As another UK poster mentioned, someone had a massive boner for WW2 and that was when I zoned out. I just didn’t find it that interesting. I’ve always been more fascinated with ancient history and not necessarily of my country though so that’s probably why. Nothing in school was said about colonialism, the UK was neither glorified nor vilified, what was taught was accurate but they picked very specific time periods/events and that’s understandable as there’s only so much time, and to truly understand a topic it has to be concentrated on.

Strangely enough, being Welsh and in Wales, the English were never villainised and we were never taught about the what happened between the English and the Welsh, apart from what happened during the Tudor period. When we were taught about the Roman invasion (and the Scandinavian invasion) those peoples were not vilified either, it was just taught as fact. I like this style of teaching; facts and truth are important and an individual can decide for themselves how they feel about the events. I don’t want my history with side servings of “muh feelings”.

In summary, not everything was taught (impossible task for two hours a week history lesson) but what was taught was less emotion based and simply stated facts. Interestingly enough, when I returned to education in 2019, the history class was much more biased, incorporated feelings and encouraged “how it makes you feel” or “put yourself in the shoes of x, y or z” and overall had a gloomier slant. I did not enjoy this style of being taught. So I went away and read books instead.

It all depends on the teacher you get. I got more fact based and balanced 'history' from social studies than from history class. When the cold war was ending, while everyone's attention was on the first Gulf war, my social studies teacher pointed out what was going on in the USSR at the time. History as it was developing.

Ancient history was also fact based, persians, greeks, romans, monguls, bit of china, arabia, the origins of math and language. Medieval times was still pretty much the same although clearly just focusing on western Europe. Different teachers for the later periods and more opinion and 'pick and choose' history the closer it got to present times. It got so bad in the final year that my history teacher was openly promoting one political party over the others while teaching political history of the early 20th century.

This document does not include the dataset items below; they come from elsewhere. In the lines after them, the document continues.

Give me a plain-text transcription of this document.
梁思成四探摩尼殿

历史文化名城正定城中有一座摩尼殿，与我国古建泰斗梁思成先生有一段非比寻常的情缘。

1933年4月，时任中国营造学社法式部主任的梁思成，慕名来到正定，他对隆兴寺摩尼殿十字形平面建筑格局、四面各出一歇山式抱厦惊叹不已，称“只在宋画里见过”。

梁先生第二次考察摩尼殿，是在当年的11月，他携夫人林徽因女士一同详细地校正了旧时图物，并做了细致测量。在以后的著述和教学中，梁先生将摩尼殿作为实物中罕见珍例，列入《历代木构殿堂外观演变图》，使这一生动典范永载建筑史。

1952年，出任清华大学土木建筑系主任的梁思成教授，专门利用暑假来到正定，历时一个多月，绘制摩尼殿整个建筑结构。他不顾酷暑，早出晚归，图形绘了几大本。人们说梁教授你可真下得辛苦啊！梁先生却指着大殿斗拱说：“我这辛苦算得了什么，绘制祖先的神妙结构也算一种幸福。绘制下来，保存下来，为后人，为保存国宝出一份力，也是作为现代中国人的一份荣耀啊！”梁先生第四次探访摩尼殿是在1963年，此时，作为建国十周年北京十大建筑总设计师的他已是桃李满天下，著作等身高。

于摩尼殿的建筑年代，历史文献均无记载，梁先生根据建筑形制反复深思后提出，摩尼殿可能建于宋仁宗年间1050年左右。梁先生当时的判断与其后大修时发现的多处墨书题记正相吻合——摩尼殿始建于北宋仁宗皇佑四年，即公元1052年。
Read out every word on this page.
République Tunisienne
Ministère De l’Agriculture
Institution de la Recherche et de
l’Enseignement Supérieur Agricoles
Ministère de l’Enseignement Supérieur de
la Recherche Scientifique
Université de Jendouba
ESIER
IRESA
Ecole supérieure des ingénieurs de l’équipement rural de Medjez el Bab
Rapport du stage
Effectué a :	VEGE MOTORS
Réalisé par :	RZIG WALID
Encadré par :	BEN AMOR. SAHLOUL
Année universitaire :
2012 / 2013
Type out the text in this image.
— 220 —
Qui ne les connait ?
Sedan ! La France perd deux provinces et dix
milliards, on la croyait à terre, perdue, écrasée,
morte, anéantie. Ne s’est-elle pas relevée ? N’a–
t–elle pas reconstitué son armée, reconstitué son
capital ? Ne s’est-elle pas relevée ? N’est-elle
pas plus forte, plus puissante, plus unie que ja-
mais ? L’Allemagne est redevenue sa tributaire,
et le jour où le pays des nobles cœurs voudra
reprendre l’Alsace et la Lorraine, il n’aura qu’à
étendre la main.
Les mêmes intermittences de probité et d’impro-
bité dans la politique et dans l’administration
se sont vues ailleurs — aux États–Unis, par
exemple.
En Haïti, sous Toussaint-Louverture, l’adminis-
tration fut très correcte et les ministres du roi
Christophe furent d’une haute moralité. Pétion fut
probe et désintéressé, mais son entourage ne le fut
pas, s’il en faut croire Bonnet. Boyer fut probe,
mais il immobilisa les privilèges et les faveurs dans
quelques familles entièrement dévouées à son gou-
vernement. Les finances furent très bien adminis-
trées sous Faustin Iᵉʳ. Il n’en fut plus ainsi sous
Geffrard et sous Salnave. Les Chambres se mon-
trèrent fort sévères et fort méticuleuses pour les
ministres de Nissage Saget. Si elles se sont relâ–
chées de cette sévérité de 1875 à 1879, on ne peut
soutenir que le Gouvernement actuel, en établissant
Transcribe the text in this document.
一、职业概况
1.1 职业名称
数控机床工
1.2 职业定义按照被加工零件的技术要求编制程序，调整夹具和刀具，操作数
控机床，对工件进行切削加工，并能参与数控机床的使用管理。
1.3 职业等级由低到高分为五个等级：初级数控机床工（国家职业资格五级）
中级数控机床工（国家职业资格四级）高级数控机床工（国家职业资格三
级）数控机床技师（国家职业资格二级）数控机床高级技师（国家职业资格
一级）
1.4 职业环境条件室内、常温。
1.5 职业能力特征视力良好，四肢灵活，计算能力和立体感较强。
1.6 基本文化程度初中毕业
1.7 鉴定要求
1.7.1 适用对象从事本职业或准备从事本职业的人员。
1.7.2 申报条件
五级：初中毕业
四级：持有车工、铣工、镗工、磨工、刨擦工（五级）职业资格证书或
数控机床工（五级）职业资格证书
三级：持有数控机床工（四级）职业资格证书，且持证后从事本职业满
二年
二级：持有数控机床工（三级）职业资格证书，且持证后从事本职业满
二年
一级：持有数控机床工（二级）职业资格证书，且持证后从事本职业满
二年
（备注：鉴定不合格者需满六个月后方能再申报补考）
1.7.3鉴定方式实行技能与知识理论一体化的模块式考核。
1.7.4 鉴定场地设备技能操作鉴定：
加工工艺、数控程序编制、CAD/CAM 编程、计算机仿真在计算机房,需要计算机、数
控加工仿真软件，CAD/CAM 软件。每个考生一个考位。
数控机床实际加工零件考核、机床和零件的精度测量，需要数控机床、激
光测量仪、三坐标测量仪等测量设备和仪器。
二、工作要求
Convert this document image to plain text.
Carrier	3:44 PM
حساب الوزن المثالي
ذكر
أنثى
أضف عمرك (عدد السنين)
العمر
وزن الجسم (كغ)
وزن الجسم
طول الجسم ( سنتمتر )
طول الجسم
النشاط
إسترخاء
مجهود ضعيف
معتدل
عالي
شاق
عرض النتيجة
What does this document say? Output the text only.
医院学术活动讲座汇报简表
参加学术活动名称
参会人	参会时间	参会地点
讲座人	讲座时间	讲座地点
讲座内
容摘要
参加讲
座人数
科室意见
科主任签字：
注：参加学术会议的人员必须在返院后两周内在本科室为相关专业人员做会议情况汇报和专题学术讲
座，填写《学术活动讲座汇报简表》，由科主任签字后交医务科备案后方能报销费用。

On the other hand I went to a Christian school that taught Evolution theory completely opinion free with a lot of focus on Darwin, while also teaching creation. However the latter was presented as the creation story, as it was written in the bible. Same with many other things from the bible, discussed as stories, never any hint of fact. They also taught us about Islam, opinion free and also other religions. Discussing differences, yet never favoring one over the other. Religion class was more fact based than history class.

In the end, teachers are all humans, humans are all different. No two classes are taught the same, it all depends on the teachers you get. I have great memories and respect for my social studios and religion class teachers (as well as many others). History isn't among the list though. I can't remember hardly anything about the 'better' ones, just a couple things about the one pushing political views.